Product: Defines a product object to be created by the corresponding concrete factory and implements the Abstract Product Interface.
Concrete Factory: Implements the operations declared in the Abstract factory to create concrete Products.
Abstract Factory: Declares an interface for operations that create abstract product objects.

The gist of Abstract Factory Pattern:
So Abstract factory just provides interfaces for creating families of related or dependent objects without specifying their concrete class.
The client creates a concrete implementation of the abstract factory and then uses the generic interfaces to create concrete objects. Client doesn’t care about which concrete it gets from the Abstract factory. As it makes use of the general interfaces.

• A system should be independent of how its products are created, composed, and represented.
• A system should be configured with one of the multiple families of products.
• A family of related product objects is designed to be used together, and the designer must enforce it.
• You want to provide the class library of products, and just want to reveal the interfaces, not their implementations.

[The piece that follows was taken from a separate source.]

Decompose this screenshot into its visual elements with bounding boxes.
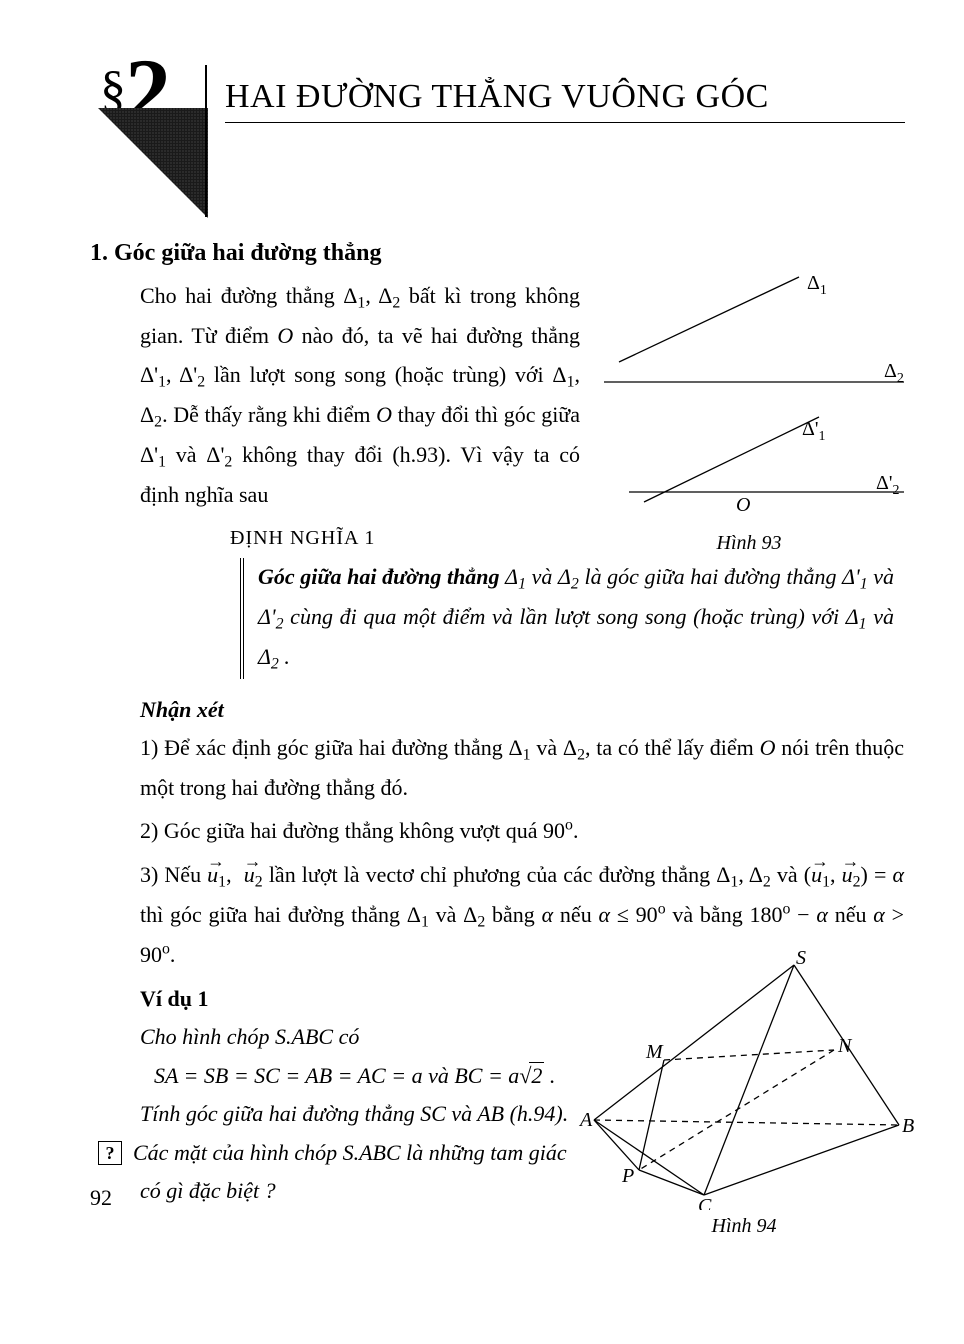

This pattern is successful when the client doesn’t know what exactly he/she wants to create.
• Isolation of Concrete Classes, The pattern basically helps you control the classes of objects. Because a factory encapsulates the process of creating product objects. Thus, the client manipulates instances through their abstract interfaces.
• Product families are exchanged very easily, The concrete factory class appears only once in an application, where it’s instantiated. This makes it easy to change the concrete factory an application uses.
• Consistency should prevail among the products that are being created. As it’s important that an application use objects from only one family at a time. So the Abstract factory makes this task easier.

• It’s difficult to support new kinds of products in the Abstract factory. That’s because Abstract factory interfaces fix the set of products that can be created. It is difficult to modify the whole architecture when a new product is added to the Abstract factory. Supporting new kinds of products requires extending the factory interface, which involves changing the Abstract factory class and all its subclasses.